CZYM NAPRAWDĘ JEST UNIA EUROPEJSKA Od wejścia w życie Traktatu w Lizbonie powołana tym traktatem do życia Unia Europejska, nie będąc jeszcze formalnie suwerennym państwem federalnym jest organizacją ponadpaństwową, znacznie potężniejszą niż państwo federalne, mogącą sobie pozwolić na całkowicie jawne łamanie prawa formalnie suwerennych jeszcze państw narodowych i to prawo "zgodnie z prawem" łamiące, a co najważniejsze - nie podlegającą prawu międzynarodowemu. Fakt ten wynika ze specyficznej roli, jaką spełnia w Unii tzw. wspólnotowa metoda stanowienia prawa i specjalny charakter tego prawa. Prawo obowiązujące w Unii Europejskiej powstało w wyniku długiego i żmudnego procesu jego przekształcania, a ze względu na skomplikowaną materię i fakt, że dla większości obywateli, a nawet polityków nie będących wytrawnymi prawnikami i prawników nie będących wytrawnymi politykami jest to dziedzina "trudna i nudna", skutki tego procesu nie dotarły nie tylko do szerokiej opinii publicznej, ale nawet do gremiów tak ważnych jak posłowie do Parlamentu Europejskiego. Obowiązujące w Unii Europejskiej prawo nie jest prawem międzynarodowym, ani nawet obowiązującym do niedawna tzw. "prawem wspólnotowym", ale jest autonomicznym prawem nazywanym "prawem unijnym". Jedyną strukturą, która posiada równie autonomiczne prawo całkowicie równorzędne z prawem unijnym jest obok Unii Europejskiej tzw. EUROATOM, czyli Europejska Wspólnota Energii Atomowej.
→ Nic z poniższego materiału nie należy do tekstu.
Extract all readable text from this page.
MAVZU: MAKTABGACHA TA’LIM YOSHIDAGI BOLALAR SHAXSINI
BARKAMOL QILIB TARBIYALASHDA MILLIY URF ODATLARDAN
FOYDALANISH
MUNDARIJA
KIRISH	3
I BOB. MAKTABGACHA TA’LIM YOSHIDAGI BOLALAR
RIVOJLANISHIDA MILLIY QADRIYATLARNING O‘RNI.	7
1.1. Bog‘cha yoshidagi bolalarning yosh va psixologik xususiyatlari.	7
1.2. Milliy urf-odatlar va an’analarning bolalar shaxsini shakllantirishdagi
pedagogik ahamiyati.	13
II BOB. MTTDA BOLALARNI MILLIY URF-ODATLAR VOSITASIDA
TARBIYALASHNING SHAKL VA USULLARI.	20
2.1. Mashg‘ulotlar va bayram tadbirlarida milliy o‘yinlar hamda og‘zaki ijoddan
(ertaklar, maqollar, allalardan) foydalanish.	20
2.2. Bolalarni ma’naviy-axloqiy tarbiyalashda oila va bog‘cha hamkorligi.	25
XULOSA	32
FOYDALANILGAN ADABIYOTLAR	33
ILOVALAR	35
Zasada pierwszeństwa prawa unijnego tzn. że prawo unijne ma pierwszeństwo przed prawem krajowym państwa członkowskiego. Oznacza to, że w każdej dziedzinie, która została lub będzie uregulowana przez prawo unijne parlamenty krajowe mogą sobie uchwalać co chcą, a i tak nie ma to najmniejszego znaczenia. Zasady bezpośredniej skuteczności, bezpośredniego obowiązywania i bezpośredniego stosowania prawa unijnego Zasady te powodują, że normy prawa unijnego:
JAKIE SĄ SKUTKI OBOWIĄZUJĄCYCH OBECNIE ZASAD PRAWA UNIJNEGO Najważniejszym skutkiem przedstawionych zasad jest to, że prawo unijne faktycznie likwiduje suwerenności państw członkowskich. Jeśli suwerenność państwa polega m.in. na posiadaniu prawa do samodzielnego stanowienia prawa obowiązującego na jego terytorium i służącego realizacji jego interesów, to suwerenność państw zobowiązanych do przestrzegania prawa, które może być sprzeczne z ich interesem jest fikcją. Drugim ich skutkiem jest to, że prawo unijne może obowiązywać w państwach członkowskich w sposób niejawny, to znaczy, że w społecznej świadomości może jeszcze bardzo długo funkcjonować dość dobrze znane prawo krajowe, ale w kwestiach istotnych rozstrzygające jest słabo znane, lub zupełnie nieznane prawo unijne. Jeśli w społecznej świadomości funkcjonuje znane prawo krajowe, a w rzeczywistości nieznane prawo unijne, daje to możliwość prowadzenia manipulacji, której mechanizm przedstawia przykład ideologii gender i całkowicie jałowej na jej temat społecznej dyskusji.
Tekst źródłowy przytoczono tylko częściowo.